EU-Schulden bis zum Dach: Geldtopf ohne Deckel

Mit neuen Flexibelregeln gestattet sich die EU ab sofort einen noch tieferen Griff in den Schuldentopf.

Zum Schluss ging es rasend schnell. Kaum hatte das EU-Parlament den EU-Staaten einen Freibrief für die nächste Etappe der Staatsverschuldung gegeben, waren die frischen Flexibelregeln auch schon in trockenen Tüchern. Stolz vermeldeten die Agenturen die erfolgreiche Reform des sogenannten Stabilitäts- und Wachstumspakt, ehemals als Fundament der Geldunion gedacht, später aber durch dauerhafte Missachtung zur Lachnummer gemacht.

Die Sprachregelungen waren vom Europäischen Amts für einheitliche Ansagen (AEA) gleich mitgeliefert worden: Es handele sich um eine "Reform zur Begrenzung der Staatsschulden", eine Waffe gegen die "Austeritätspolitik", die Reform schreibe wie immer "Obergrenzen" für Schulden vor, bei Überschreitungen kämen weiterhin "Strafverfahren" infrage.  

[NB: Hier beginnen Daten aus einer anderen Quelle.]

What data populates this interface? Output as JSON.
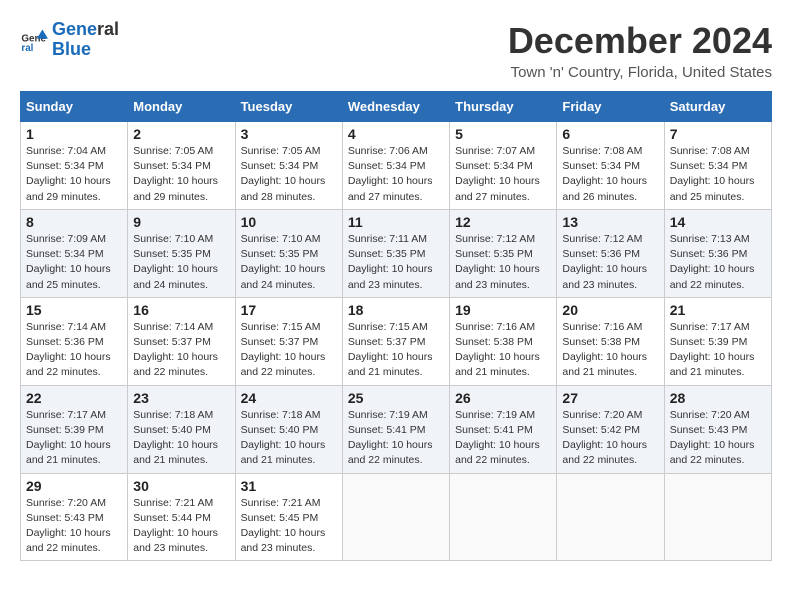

Übersetzung aus dem Propagandistischen

Die Gebärdendolmetscherin Frauke Hahnwech, eine intime Kennerin von Berliner Bühne und Brüsseler Blase, übersetzt seit Jahren wegweisende EU-Papiere etwa zur "Just-Transition-Strategy" aus dem Politischen ins Deutsche. Die gebürtige Sächsin hat in Lyon und Klagenfurt Körpersprache studiert, sie versteht sich jedoch auch auf Simultanübersetzungen aus dem Propagandistischen. Für PPQ hat sich Hahnwech die Formulierungen aus dem AEA und der deutschen Bundesworthülsenfabrik angeschaut, mit denen der kurz vor den anstehenden EU-Wahlen exekutierte Beschluss, neue finanzielle Lasten ohne störende Diskussion auf den Schultern kommender Generationen abzuladen, verkauft werden soll.

PPQ: Frau Hahnwech, in den offiziellen Meldungen heißt es, die EU-Staaten erhielten nun etwas mehr Spielraum beim Schuldenmachen und Zurückzahlen. Wie ist das zu verstehen?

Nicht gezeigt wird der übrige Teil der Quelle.